特にインフルエンザが恐れられているおもな理由は、(1)空気感染で爆発的に流行し、(2)体内に侵入した病原ウイルスを駆除できる薬がない、ことです。したがって、医療現場ではもっぱら予防対策に重点がおかれ、まず、流行する前にできるだけ多くの人にワクチンを接種して、インフルエンザに対する抗体を誘導します。そして、万が一、感染した際も初期の段階で「タミフル」や「リレンザ」を投与して、ウイルス増殖を抑止することが基本となります。最近では、罹患した本人だけでなく、同居家族への予防投薬も保険適応となりました。逆にいえば、それだけ家族内感染の確率が高いことを意味します。

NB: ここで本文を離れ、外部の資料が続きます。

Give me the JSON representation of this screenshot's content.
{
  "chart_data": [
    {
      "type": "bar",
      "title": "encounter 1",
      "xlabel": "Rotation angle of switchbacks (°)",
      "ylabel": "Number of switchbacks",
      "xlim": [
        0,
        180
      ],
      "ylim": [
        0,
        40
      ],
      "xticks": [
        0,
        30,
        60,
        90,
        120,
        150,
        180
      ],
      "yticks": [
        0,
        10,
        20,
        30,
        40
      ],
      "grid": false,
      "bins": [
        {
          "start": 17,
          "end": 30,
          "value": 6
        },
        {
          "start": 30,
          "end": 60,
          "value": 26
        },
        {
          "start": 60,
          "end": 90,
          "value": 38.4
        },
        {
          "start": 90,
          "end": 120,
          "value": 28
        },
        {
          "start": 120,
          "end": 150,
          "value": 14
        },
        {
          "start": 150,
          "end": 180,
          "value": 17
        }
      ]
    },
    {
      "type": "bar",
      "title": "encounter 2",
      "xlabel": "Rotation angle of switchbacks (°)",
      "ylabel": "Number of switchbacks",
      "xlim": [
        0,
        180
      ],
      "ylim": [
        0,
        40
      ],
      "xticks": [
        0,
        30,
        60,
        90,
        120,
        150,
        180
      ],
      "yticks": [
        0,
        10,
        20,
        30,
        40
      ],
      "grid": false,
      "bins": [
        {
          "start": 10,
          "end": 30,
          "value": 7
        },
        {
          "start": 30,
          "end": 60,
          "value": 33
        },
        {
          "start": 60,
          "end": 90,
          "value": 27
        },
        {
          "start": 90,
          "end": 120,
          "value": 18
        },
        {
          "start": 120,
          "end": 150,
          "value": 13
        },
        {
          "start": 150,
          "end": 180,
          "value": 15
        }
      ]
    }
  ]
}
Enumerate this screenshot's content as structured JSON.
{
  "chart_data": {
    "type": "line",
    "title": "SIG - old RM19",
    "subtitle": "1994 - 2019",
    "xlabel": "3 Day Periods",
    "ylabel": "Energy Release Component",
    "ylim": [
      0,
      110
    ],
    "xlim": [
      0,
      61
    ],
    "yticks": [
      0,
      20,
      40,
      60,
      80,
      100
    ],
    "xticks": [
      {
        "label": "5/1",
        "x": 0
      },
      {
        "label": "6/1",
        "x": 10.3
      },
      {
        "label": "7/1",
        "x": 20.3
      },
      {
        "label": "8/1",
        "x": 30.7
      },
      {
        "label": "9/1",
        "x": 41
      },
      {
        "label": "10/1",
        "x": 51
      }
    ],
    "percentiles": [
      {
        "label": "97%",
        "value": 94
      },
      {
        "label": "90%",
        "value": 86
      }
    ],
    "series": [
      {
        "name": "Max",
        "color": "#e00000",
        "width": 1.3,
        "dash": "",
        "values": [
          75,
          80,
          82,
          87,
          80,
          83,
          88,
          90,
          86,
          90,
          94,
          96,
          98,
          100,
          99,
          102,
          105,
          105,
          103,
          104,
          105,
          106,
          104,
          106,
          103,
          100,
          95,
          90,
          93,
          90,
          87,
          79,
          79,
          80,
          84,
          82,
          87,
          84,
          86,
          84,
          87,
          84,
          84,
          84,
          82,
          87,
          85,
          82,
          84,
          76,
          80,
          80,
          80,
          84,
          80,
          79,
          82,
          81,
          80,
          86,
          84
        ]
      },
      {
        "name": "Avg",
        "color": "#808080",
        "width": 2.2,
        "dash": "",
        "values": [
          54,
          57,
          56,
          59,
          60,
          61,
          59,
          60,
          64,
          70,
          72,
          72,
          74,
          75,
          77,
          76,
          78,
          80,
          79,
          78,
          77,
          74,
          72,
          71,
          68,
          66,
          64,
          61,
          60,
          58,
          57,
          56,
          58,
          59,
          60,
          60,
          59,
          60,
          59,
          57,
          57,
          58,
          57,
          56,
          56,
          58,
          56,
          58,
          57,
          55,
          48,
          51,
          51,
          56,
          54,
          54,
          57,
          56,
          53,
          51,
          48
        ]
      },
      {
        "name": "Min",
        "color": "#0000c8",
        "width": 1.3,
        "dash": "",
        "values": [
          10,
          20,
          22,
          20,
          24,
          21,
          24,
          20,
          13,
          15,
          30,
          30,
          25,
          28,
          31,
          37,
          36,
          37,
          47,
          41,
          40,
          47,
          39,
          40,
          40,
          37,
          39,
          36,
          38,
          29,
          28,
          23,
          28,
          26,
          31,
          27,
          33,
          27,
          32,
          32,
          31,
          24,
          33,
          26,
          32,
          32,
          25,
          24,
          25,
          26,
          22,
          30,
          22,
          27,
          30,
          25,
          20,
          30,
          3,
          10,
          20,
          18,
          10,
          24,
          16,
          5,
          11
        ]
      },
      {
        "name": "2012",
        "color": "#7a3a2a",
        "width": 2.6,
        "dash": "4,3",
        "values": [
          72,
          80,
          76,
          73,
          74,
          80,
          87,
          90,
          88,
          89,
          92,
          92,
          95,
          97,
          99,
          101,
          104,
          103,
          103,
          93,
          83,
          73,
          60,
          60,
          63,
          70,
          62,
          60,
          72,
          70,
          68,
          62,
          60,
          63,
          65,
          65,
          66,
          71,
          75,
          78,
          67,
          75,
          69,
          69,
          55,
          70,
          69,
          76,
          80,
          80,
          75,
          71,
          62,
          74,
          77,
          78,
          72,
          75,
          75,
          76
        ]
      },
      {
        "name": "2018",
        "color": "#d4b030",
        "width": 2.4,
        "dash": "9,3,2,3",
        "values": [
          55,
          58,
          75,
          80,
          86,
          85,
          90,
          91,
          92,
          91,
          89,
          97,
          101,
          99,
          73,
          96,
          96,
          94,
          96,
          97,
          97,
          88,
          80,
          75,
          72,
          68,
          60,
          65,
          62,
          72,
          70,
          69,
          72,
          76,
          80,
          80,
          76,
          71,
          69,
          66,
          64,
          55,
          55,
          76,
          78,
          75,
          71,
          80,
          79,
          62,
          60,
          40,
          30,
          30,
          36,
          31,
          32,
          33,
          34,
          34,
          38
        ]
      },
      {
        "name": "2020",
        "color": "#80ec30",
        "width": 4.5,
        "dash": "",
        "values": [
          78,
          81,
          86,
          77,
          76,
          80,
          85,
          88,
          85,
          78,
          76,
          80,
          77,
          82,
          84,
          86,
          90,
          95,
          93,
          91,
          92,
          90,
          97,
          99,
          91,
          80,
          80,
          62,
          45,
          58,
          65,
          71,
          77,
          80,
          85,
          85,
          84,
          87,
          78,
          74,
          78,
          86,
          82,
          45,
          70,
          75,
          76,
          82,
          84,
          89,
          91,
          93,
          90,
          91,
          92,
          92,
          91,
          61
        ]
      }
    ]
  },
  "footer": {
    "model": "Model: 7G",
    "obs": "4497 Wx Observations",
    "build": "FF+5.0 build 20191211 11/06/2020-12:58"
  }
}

そこで、あらためて注目されるのが日常生活における予防対策。手洗いやうがい、室内の加湿やマスク等の有用性はいうまでもありませんが、ここで特に注目したいのがお茶の効用です。お茶に含まれる「カテキン」には、インフルエンザを含むさまざまな菌種に対して、強い殺菌作用があります。つまり、飲用やうがいによって、これらの菌の体内侵入を防ぐ効果が期待できるわけです。実際、食中毒の集団感染の事例では、お茶飲用の有無で感染リスクが異なることが報告されています。最近では、抗菌性のフィルターや消臭剤、洗剤などにカテキンが添加されているものをよく見かけます。また、茶殻の出ない粉末茶は、食あたり予防、うがい薬、場合によっては傷口殺菌薬としても利用できる優れものです。特に、海外旅行で旅行者は重宝します。
ほうじ茶にはリラックス効果も
ところで、お茶にはカテキン以外に「カフェイン」が比較的多く含まれています。こちらは、大脳の覚醒作用、筋収縮力の増強や利尿作用、気管支拡張作用等が有名です。じつは、カフェインは市販の風邪薬にもよく含まれている成分で、カテキンとの組み合わせは総合感冒薬そのもの。しかし、もし、カフェインの効果が強すぎて不眠や不整脈などが起こる場合は、茶葉を高温で焙煎した「ほうじ茶」のほうが良いかも知れません。カフェインが消失するだけでなく、リラックス効果の強い「テアニン」という共存する旨味成分(アミノ酸)が際だち、安眠飲料としておすすめとなります。
お茶を飲む習慣は、唐の時代の中国に始まり、鎌倉時代に栄西禅師(臨済宗)によって日本にもたらされた、最も歴史と伝統のある健康飲料の文化そのものといえるかもしれませんね。